Reverse transcription quantitative real-time PCR (RT-qPCR)
Total RNA was extracted from frozen colon tissues using TRIzol, quantified on a NanoDrop 2000 spectrophotometer (Thermo Fisher, USA), and reverse-transcribed using HiScript III RT SuperMix (Vazyme). Then, qPCR was performed on the CFX Connect Real-Time PCR Detection System with SYBR Green Master Mix. Primer pairs for target mouse genes are shown in Supplementary Table 1. Relative gene expression was calculated using the 2−ΔΔCt method, normalized to GAPDH.
RNA sequencing analysis
On day 8, mice were euthanized, and their colon tissues were excised (n = 5). Total RNA from colon tissues was extracted using TRIzol. After total RNA was extracted, eukaryotic mRNA was enriched using Oligo (dT) beads. Following mRNA enrichment, RNA was processed for cDNA synthesis and library construction with the MGIEasy RNA Library Prep Kit. Libraries were sequenced on the MGISEQ-2000 sequencing platform (Beijing Genomic Institution, BGI). Raw reads were filtered with SOAPnuke 1.5.6, and clean reads were aligned to the mouse genome (GRCm38.p6) using HISAT2. Gene expression counts were obtained with feature counts, and differential expression analysis was performed using DESeq2 (v1.4.5) between two different groups. The genes with the parameter of |log2(fold change)|≥1 and adjusted P ≤ 0.05 were considered as differentially expressed genes (DEGs). Functional enrichment analyses, including heatmap clustering, GSEA, GO, and KEGG analysis, were performed on the BGI Dr. Tom platform (https://biosys.bgi.com). GSEA was conducted using the GSEA software v4.0.3 to determine whether predefined gene sets from the KEGG pathways were significantly enriched between two groups.
Western blot analysis
Protein expression was quantified using an automated Digital Capillary CE-Western system (JS4167, ProteinSimple, USA) according to the manufacturer’s protocol. Briefly, colon segments from mice were homogenized in RIPA buffer to extract protein, and protein concentration was determined using a BCA assay kit. Protein samples were added to each well, followed by the corresponding primary antibodies (p53 at 1:50, p21 at 1:50, Bax at 1:50, and GAPDH at 1:50) and HRP-conjugated secondary antibody. Relative protein levels were calculated by measuring the area under the peak of a chemiluminescent chromatogram and normalized to GAPDH. All analyses were carried out using Compass for Simple Western software (v 6.0.0, ProteinSimple). Uncropped scans are available in the Source Data file.

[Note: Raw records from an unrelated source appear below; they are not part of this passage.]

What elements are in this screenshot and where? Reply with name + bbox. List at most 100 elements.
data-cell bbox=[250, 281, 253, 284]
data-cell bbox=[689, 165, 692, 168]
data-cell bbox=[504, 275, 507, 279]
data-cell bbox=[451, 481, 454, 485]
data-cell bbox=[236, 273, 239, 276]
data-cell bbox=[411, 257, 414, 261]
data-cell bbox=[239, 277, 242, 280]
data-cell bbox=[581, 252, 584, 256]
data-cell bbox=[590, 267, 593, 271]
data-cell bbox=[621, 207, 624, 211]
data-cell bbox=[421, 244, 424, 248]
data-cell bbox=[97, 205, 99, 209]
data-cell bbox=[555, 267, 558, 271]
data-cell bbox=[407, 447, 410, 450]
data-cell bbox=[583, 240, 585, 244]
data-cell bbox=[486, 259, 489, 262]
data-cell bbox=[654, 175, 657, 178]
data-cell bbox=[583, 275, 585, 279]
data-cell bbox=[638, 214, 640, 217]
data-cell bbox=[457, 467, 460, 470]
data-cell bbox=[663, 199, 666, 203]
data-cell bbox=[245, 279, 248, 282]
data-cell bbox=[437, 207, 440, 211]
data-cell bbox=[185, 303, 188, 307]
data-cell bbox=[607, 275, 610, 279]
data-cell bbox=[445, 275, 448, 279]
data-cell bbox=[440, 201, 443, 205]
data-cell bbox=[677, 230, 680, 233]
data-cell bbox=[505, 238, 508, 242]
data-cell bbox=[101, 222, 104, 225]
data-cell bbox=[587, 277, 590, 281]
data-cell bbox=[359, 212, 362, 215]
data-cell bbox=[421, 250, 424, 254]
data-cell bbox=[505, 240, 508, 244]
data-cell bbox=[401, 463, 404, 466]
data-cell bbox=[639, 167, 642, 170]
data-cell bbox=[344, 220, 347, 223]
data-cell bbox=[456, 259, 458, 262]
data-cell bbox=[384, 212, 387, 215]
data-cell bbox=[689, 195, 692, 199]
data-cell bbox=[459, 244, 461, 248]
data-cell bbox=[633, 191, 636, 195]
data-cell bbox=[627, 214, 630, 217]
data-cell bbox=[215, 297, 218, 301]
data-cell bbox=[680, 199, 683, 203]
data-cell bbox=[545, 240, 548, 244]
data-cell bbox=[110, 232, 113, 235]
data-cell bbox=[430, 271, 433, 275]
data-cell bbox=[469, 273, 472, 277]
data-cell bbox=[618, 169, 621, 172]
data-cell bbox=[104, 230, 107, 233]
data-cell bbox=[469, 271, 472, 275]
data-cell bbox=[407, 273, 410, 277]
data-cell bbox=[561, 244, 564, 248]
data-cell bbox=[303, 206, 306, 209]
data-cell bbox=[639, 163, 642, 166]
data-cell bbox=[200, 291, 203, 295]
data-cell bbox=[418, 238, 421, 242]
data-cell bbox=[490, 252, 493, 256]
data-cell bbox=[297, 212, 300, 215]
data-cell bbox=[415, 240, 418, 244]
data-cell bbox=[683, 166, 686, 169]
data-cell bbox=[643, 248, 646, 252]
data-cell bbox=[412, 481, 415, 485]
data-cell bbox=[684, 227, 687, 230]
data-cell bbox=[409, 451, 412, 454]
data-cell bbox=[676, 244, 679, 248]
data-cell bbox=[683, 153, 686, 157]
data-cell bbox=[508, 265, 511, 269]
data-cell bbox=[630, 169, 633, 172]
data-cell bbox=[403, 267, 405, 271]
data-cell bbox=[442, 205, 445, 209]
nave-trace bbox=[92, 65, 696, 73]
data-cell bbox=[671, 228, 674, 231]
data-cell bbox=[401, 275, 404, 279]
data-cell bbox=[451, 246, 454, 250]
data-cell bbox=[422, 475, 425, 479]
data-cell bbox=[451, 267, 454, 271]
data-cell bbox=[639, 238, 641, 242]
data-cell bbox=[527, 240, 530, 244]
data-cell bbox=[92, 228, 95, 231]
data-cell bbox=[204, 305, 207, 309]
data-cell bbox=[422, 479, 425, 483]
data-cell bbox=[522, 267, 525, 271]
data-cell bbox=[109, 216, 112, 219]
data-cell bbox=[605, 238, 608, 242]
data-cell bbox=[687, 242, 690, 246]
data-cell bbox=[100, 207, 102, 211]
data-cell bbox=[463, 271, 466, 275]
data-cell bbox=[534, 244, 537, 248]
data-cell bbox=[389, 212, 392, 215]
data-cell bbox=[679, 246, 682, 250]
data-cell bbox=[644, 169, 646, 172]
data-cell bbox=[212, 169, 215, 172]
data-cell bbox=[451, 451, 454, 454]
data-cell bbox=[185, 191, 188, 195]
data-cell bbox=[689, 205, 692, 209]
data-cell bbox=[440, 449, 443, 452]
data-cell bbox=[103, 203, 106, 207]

16S rRNA microbiota sequencing assay
On day 7, mouse feces were collected for gut microbiota analysis via 16S rRNA gene sequencing at Genesky Biotechnologies Inc. (Shanghai, China). Total DNA was extracted from fecal content using a fecal DNA extraction kit. The hypervariable V3-V4 regions of the bacterial 16S rRNA gene were amplified by PCR, and products were purified with the Agencourt AMPure XP Kit (Beckman Coulter, CA, USA). Libraries were constructed with Illumina adapters, quantified via Qubit 3.0 Fluorometer, and validated with an Agilent Bioanalyzer 2100 system. Sequencing was performed on an Illumina NovaSeq platform to generate 250 bp paired-end reads. Data analysis was conducted on the Genesky Cloud Platform (http://cloud.geneskybiotech.com), with microbial composition analyzed at the family level.
Statistical analysis
Data are presented as mean ± SD (standard deviations). For comparisons between two groups, a two-tailed Student’s t-test was applied. For multiple comparisons, one-way ANOVA followed by Tukey’s post hoc test was used. Survival curves were analyzed by the log-rank test. All statistical analyses were performed using GraphPad Prism (v9.0). P < 0.05 was considered significant.
Reporting summary
Further information on research design is available in the Nature Portfolio Reporting Summary linked to this article.
Data availability
The 16S rRNA gene sequencing data generated in this study have been deposited in the NCBI Sequence Read Archive (SRA) under accession code PRJNA1400654. The RNA-seq data used in this study are available in the NCBI SRA database with accession number PRJNA1400962. All data underlying this study are available from the corresponding author upon request. Source data are provided with this paper.
References
Hodson, R. Inflammatory bowel disease. Nature 540, S97 (2016).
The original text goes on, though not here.